Soprannominato “lo squalo”, per il suo modo di correre sempre offensivo e per le origini messinesi, Nibali si è aggiudicato il Tour, dopo aver vinto Vuelta e Giro d’Italia. Tale vittoria lo fa entrare di diritto nel gotha dei corridori che hanno vinto i tre grandi giri: Merckx, Gimondi, Hinault, Anquetil e Contador. Ora tra di loro c’è anche Vincenzo Nibali, fiero rappresentante di un popolo sempre attaccato alla tradizione ciclistica.

Era dal 1997 che non si vedeva un distacco tra primo e secondo di questa portata, da quando Jan Urlich diede 9’09’’ a Richard Virenque; mentre era dal 1961, da Jacques Anquetil, che un corridore non riusciva a tenere la maglia gialla per così tanto tempo.

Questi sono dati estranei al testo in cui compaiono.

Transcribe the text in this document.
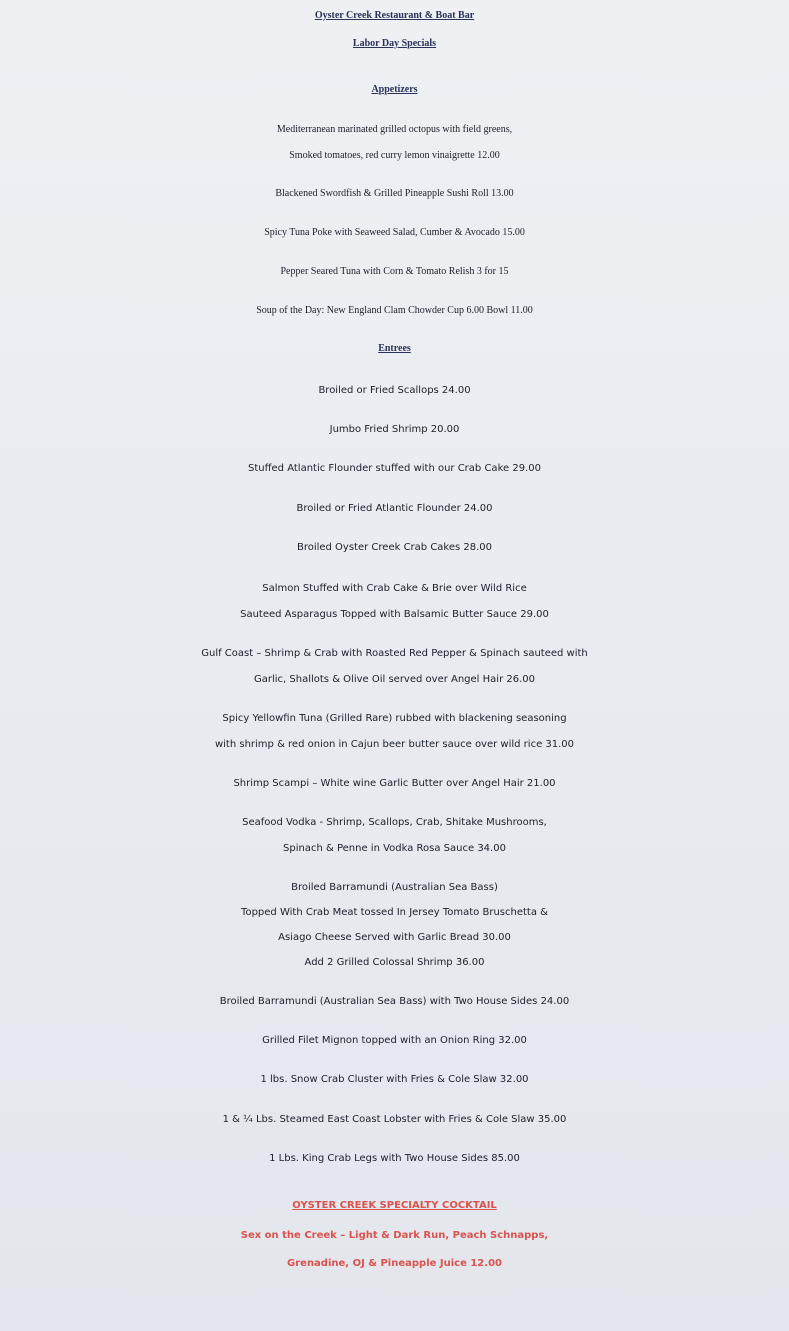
Oyster Creek Restaurant & Boat Bar
Labor Day Specials
Appetizers
Mediterranean marinated grilled octopus with field greens,
Smoked tomatoes, red curry lemon vinaigrette 12.00
Blackened Swordfish & Grilled Pineapple Sushi Roll 13.00
Spicy Tuna Poke with Seaweed Salad, Cumber & Avocado 15.00
Pepper Seared Tuna with Corn & Tomato Relish 3 for 15
Soup of the Day: New England Clam Chowder Cup 6.00 Bowl 11.00
Entrees
Broiled or Fried Scallops 24.00
Jumbo Fried Shrimp 20.00
Stuffed Atlantic Flounder stuffed with our Crab Cake 29.00
Broiled or Fried Atlantic Flounder 24.00
Broiled Oyster Creek Crab Cakes 28.00
Salmon Stuffed with Crab Cake & Brie over Wild Rice
Sauteed Asparagus Topped with Balsamic Butter Sauce 29.00
Gulf Coast – Shrimp & Crab with Roasted Red Pepper & Spinach sauteed with
Garlic, Shallots & Olive Oil served over Angel Hair 26.00
Spicy Yellowfin Tuna (Grilled Rare) rubbed with blackening seasoning
with shrimp & red onion in Cajun beer butter sauce over wild rice 31.00
Shrimp Scampi – White wine Garlic Butter over Angel Hair 21.00
Seafood Vodka - Shrimp, Scallops, Crab, Shitake Mushrooms,
Spinach & Penne in Vodka Rosa Sauce 34.00
Broiled Barramundi (Australian Sea Bass)
Topped With Crab Meat tossed In Jersey Tomato Bruschetta &
Asiago Cheese Served with Garlic Bread 30.00
Add 2 Grilled Colossal Shrimp 36.00
Broiled Barramundi (Australian Sea Bass) with Two House Sides 24.00
Grilled Filet Mignon topped with an Onion Ring 32.00
1 lbs. Snow Crab Cluster with Fries & Cole Slaw 32.00
1 & ¼ Lbs. Steamed East Coast Lobster with Fries & Cole Slaw 35.00
1 Lbs. King Crab Legs with Two House Sides 85.00
OYSTER CREEK SPECIALTY COCKTAIL
Sex on the Creek – Light & Dark Run, Peach Schnapps,
Grenadine, OJ & Pineapple Juice 12.00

Lo squalo ha rispettato la sua fama, e da vorace predatore ha fatto suo il tour fin dall’inizio. Ciò che lo contraddistingue, però, oltre ai record e ai traguardi raggiunti, è da sempre la sua estraneità ai fatti di doping che hanno infangato questo bellissimo sport. A riprova di ciò l’attacco pubblico al collega Danilo Di Luca, positivo all’Epo e un episodio verificatosi durante la Vuelta: punto da un’ape, e con il volto tumefatto, il messinese rifiutò la somministrazione di cortisone, considerato un dopante,  per restituire un minimo di credibilità allo sport per cui ha sacrificato anni di duro lavoro.

Ora lo squalo può godersi la meritata vittoria, frutto di un percorso che ne ha esaltato il talento negli anni, in una continua crescita che lo ha portato fino alla passerella trionfale degli Champs-Élysées. (d.r.)